Brasília, 13 (AE) - O governo federal deverá começar a discutir nos próximos dias o novo contrato de refinanciamento da dívida do Rio, segundo informou o secretário do Tesouro Nacional
Eduardo Guimarães.
O governo fluminense deverá pagar uma taxa de juros de 9% ao ano - maior do que a dos demais Estados, que pagam 6% ou 7 5%. Isso porque o Rio não tem patrimônio para vender e quitar pelo menos 10% da dívida, como fizeram os outros.
Dos 24 Estados que negociaram o refinanciamento das dívidas pelo governo federal, o Rio é o único que não tem contrato em funcionamento.
O acordo foi fechado pelo ex-governador Marcello Alencar (PSDB), mas não chegou a ser aprovado pelo Senado e, portanto, não entrou em vigor. Por essa razão, o governador Anthony Garotinho (PDT) poderá renegociar os termos do contrato.

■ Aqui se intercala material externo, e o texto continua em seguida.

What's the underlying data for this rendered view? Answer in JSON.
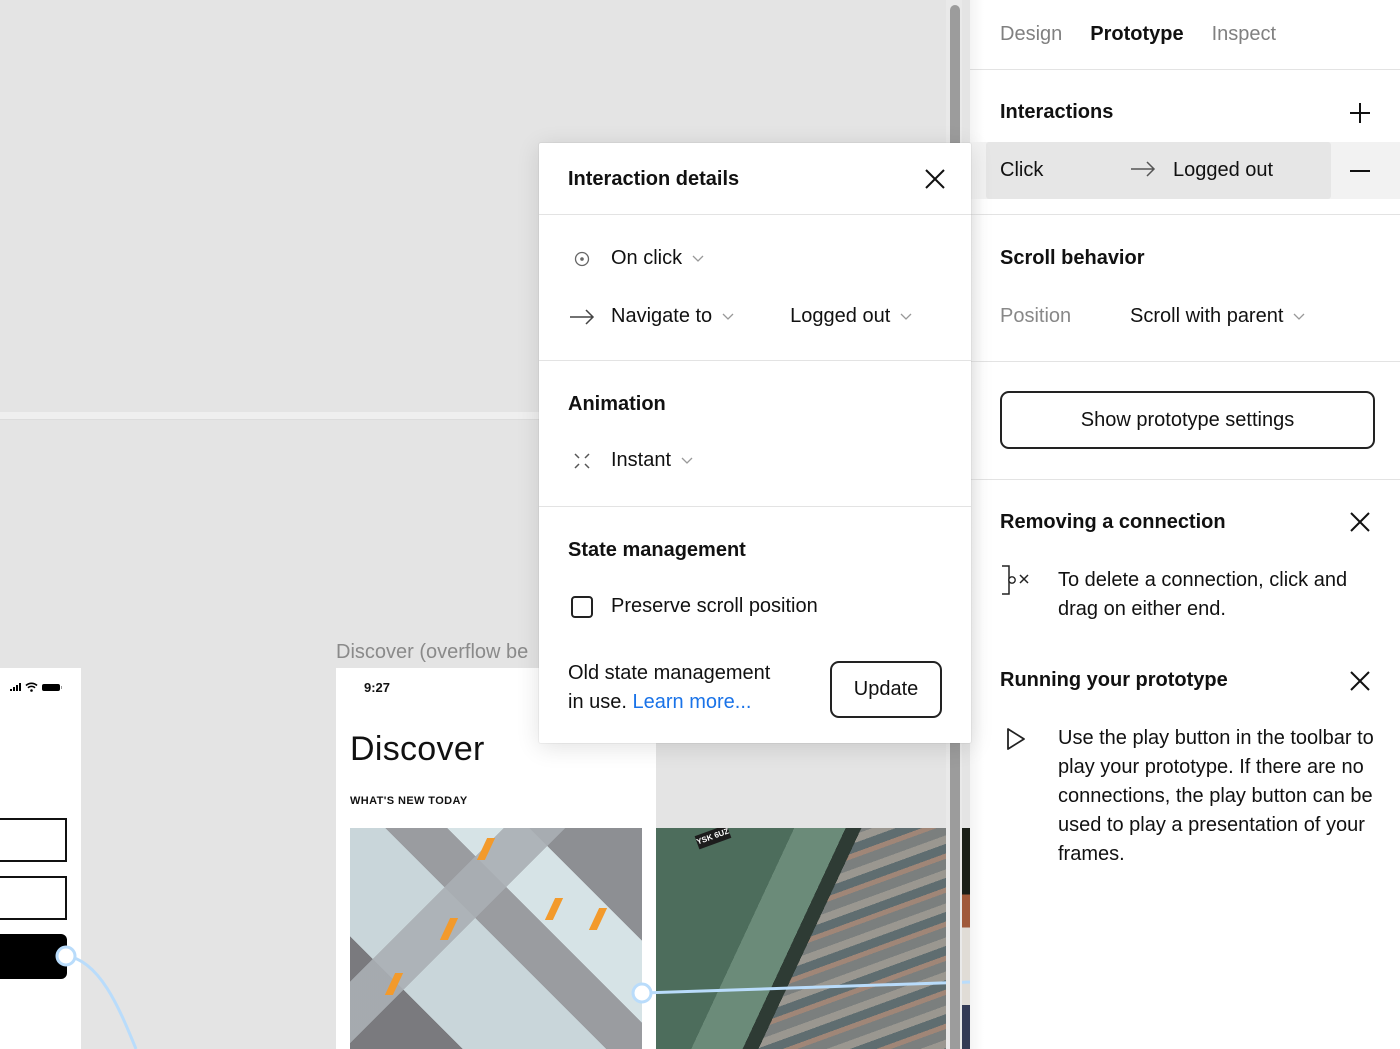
{
  "canvas": {
    "login_frame": {
      "status_icons": [
        "signal-icon",
        "wifi-icon",
        "battery-icon"
      ]
    },
    "discover_frame": {
      "label": "Discover (overflow be",
      "time": "9:27",
      "title": "Discover",
      "subtitle": "WHAT'S NEW TODAY",
      "plate_text": "YSK 6UZ"
    },
    "connector_color": "#b9dcfb"
  },
  "popup": {
    "title": "Interaction details",
    "trigger": {
      "icon": "target-icon",
      "value": "On click"
    },
    "action": {
      "icon": "arrow-right-icon",
      "value": "Navigate to",
      "destination": "Logged out"
    },
    "animation": {
      "heading": "Animation",
      "icon": "instant-icon",
      "value": "Instant"
    },
    "state": {
      "heading": "State management",
      "checkbox_label": "Preserve scroll position",
      "checkbox_checked": false,
      "note_prefix": "Old state management",
      "note_line2": "in use.",
      "learn_more": "Learn more...",
      "update_label": "Update"
    },
    "link_color": "#1a73e8"
  },
  "panel": {
    "tabs": [
      {
        "label": "Design",
        "active": false
      },
      {
        "label": "Prototype",
        "active": true
      },
      {
        "label": "Inspect",
        "active": false
      }
    ],
    "interactions": {
      "heading": "Interactions",
      "items": [
        {
          "trigger": "Click",
          "destination": "Logged out"
        }
      ]
    },
    "scroll_behavior": {
      "heading": "Scroll behavior",
      "position_label": "Position",
      "position_value": "Scroll with parent"
    },
    "settings_button": "Show prototype settings",
    "tips": [
      {
        "title": "Removing a connection",
        "icon": "remove-connection-icon",
        "text": "To delete a connection, click and drag on either end."
      },
      {
        "title": "Running your prototype",
        "icon": "play-icon",
        "text": "Use the play button in the toolbar to play your prototype. If there are no connections, the play button can be used to play a presentation of your frames."
      }
    ]
  }
}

Para isso, segundo informou Guimarães, será necessário modificar o texto da Lei 9.496 para reabrir o prazo de renegociação da dívida, originalmente encerrado em 30 de junho. Ele disse que também será analisada uma forma para igualar a situação do Rio à dos demais Estados, no que diz respeito ao pagamento da dívida mobiliária (em títulos). Até o Tesouro resolver renegociar essas dívidas, elas não estavam sendo pagas, mas simplesmente roladas. Quando um Estado assinava o contrato, começava a pagar a dívida. Nesse ponto, o Rio foi beneficiado com a postergação do refinanciamento.
Outro ponto complicado é a falta de condições do Rio pagar a conta gráfica. A conta gráfica corresponde a 20% ou 10% da dívida refinanciada pelo Tesouro Nacional, que os Estados deveriam pagar "à vista", com as receitas de privatização. Na verdade, os Estados tiveram prazo até 30 de novembro de 1998 para quitar a conta gráfica e, em alguns casos, o prazo vai até 30 de novembro de 1999. No caso do Rio, no entanto, o Estado não tem bens para pagar a conta gráfica.
Por isso, o Estado deverá pagar taxas de juros mais elevadas - no caso, 9% ao ano, mais a variação do Índice Geral de Preços-Disponibilidade Interna (IGP-DI). Os Estados que conseguiram pagar 20% da dívida têm juros de 6%; se pagaram 10% na conta gráfica, pagam juros de 7,5%. O Rio é o primeiro caso em que o juro será 9%. Essa relação entre conta gráfica e juros é a mesma que vigorará nos contratos de refinanciamento das dívidas municipais.